A que passo avançam as políticas de saúde negra

Desde 2023, o Ministério da Saúde voltou a priorizar a formulação de estratégias para levar o SUS à população negra e quilombola de forma efetiva. Especialistas da área mapeiam e elogiam as medidas – mas ressaltam o “desafio do financiamento”

Especialmente após o surgimento da Política Nacional de Saúde Integral da População Negra (PNSIPN), no segundo governo de Lula, passaram a surgir no âmbito do Sistema Único de Saúde (SUS) diversas iniciativas que pretendem enfrentar as desigualdades históricas que prejudicam o acesso da população negra à saúde no Brasil.  Durante a atual gestão do Ministério da Saúde, o tema voltou a ser prioridade – isto é, se faz clara a intenção de formular novas ações para reforçar a implementação da PNSIPN e melhorar a situação da saúde negra e quilombola. A seguir, dupla de pesquisadores mapeia meticulosamente e analisa o conjunto de decisões, medidas e iniciativas que, desde 2023, buscam oferecer novo fôlego a esses esforços, frisando que há notáveis desafios “para tornar de fato o SUS mais equânime e capaz de realizar todo o seu potencial”. Boa leitura! (G.A.)

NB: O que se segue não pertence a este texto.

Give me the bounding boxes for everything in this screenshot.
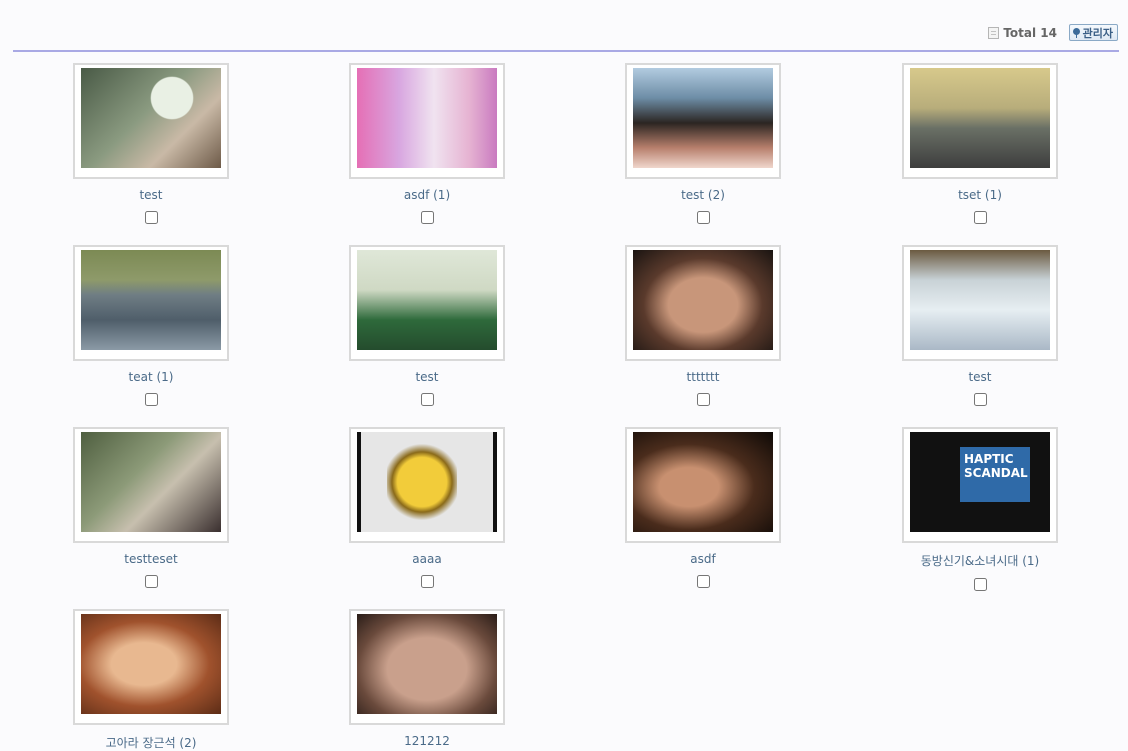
thumbnail-link[interactable] <box>349 609 505 725</box>
thumbnail-image <box>633 68 773 168</box>
item-select-checkbox[interactable] <box>420 393 434 406</box>
item-select-checkbox[interactable] <box>144 393 158 406</box>
gallery-item: test (2) <box>603 63 803 224</box>
thumbnail-link[interactable] <box>625 63 781 179</box>
thumbnail-image <box>633 432 773 532</box>
gallery-item: tset (1) <box>880 63 1080 224</box>
thumbnail-link[interactable] <box>902 63 1058 179</box>
thumbnail-link[interactable] <box>73 427 229 543</box>
gallery-item: ttttttt <box>603 245 803 406</box>
gallery-item: asdf <box>603 427 803 588</box>
thumbnail-image <box>910 68 1050 168</box>
gallery-item: asdf (1) <box>327 63 527 224</box>
gallery-item: 고아라 장근석 (2) <box>51 609 251 751</box>
thumbnail-link[interactable] <box>349 427 505 543</box>
gallery-item: test <box>51 63 251 224</box>
item-title[interactable]: test (2) <box>603 188 803 202</box>
thumbnail-link[interactable] <box>349 245 505 361</box>
gallery-item: teat (1) <box>51 245 251 406</box>
thumbnail-link[interactable] <box>902 427 1058 543</box>
thumbnail-link[interactable] <box>73 245 229 361</box>
gallery-item: test <box>327 245 527 406</box>
item-title[interactable]: ttttttt <box>603 370 803 384</box>
thumbnail-image <box>357 432 497 532</box>
item-select-checkbox[interactable] <box>144 211 158 224</box>
thumbnail-link[interactable] <box>902 245 1058 361</box>
item-title[interactable]: 동방신기&소녀시대 (1) <box>880 552 1080 569</box>
admin-button-label: 관리자 <box>1082 26 1113 40</box>
thumbnail-link[interactable] <box>73 609 229 725</box>
item-title[interactable]: test <box>880 370 1080 384</box>
item-title[interactable]: 고아라 장근석 (2) <box>51 734 251 751</box>
item-select-checkbox[interactable] <box>973 393 987 406</box>
thumbnail-link[interactable] <box>349 63 505 179</box>
gallery-item: 동방신기&소녀시대 (1) <box>880 427 1080 591</box>
item-select-checkbox[interactable] <box>420 211 434 224</box>
thumbnail-image <box>81 614 221 714</box>
thumbnail-image <box>910 432 1050 532</box>
thumbnail-image <box>357 250 497 350</box>
thumbnail-image <box>81 68 221 168</box>
thumbnail-image <box>357 614 497 714</box>
document-icon <box>988 27 1000 39</box>
gallery-item: 121212 <box>327 609 527 748</box>
header-divider <box>13 50 1119 52</box>
item-title[interactable]: asdf (1) <box>327 188 527 202</box>
thumbnail-link[interactable] <box>625 427 781 543</box>
item-select-checkbox[interactable] <box>696 393 710 406</box>
total-count: Total 14 <box>988 26 1057 40</box>
item-title[interactable]: test <box>327 370 527 384</box>
thumbnail-image <box>633 250 773 350</box>
gallery-header: Total 14 관리자 <box>13 22 1119 44</box>
item-title[interactable]: test <box>51 188 251 202</box>
thumbnail-image <box>357 68 497 168</box>
item-title[interactable]: 121212 <box>327 734 527 748</box>
item-select-checkbox[interactable] <box>973 578 987 591</box>
item-title[interactable]: teat (1) <box>51 370 251 384</box>
item-select-checkbox[interactable] <box>973 211 987 224</box>
gallery-item: testteset <box>51 427 251 588</box>
total-label: Total 14 <box>1003 26 1057 40</box>
item-select-checkbox[interactable] <box>696 575 710 588</box>
pin-icon <box>1072 27 1080 38</box>
item-title[interactable]: asdf <box>603 552 803 566</box>
thumbnail-image <box>81 432 221 532</box>
thumbnail-link[interactable] <box>625 245 781 361</box>
item-title[interactable]: testteset <box>51 552 251 566</box>
admin-button[interactable]: 관리자 <box>1068 24 1118 41</box>
gallery-item: aaaa <box>327 427 527 588</box>
gallery-item: test <box>880 245 1080 406</box>
item-select-checkbox[interactable] <box>144 575 158 588</box>
item-title[interactable]: aaaa <box>327 552 527 566</box>
item-title[interactable]: tset (1) <box>880 188 1080 202</box>
thumbnail-link[interactable] <box>73 63 229 179</box>
thumbnail-image <box>81 250 221 350</box>
item-select-checkbox[interactable] <box>420 575 434 588</box>
thumbnail-image <box>910 250 1050 350</box>
item-select-checkbox[interactable] <box>696 211 710 224</box>
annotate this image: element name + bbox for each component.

Conforme demonstrado nos dois primeiros Boletins Epidemiológicos sobre a Saúde da População Negra (12), publicados em 2023, em geral, os indicadores analisados apontam que este grupo apresenta dados piores que a população branca brasileira. Os dados, alarmantes, são corroborados por centenas de publicações realizadas após a promulgação, em 2009, da Política Nacional de Saúde Integral da População Negra (PNSIPN), que reconheceu, pela primeira vez na história do país, a existência do racismo institucional.

A criação da Política foi uma conquista dos movimentos sociais e sua implementação, ainda que de forma bastante limitada, devido principalmente ao racismo estrutural, tem contribuído para a redução das iniquidades através da melhoria de alguns indicadores como a mortalidade materna e as taxas de vacinação entre a população negra. 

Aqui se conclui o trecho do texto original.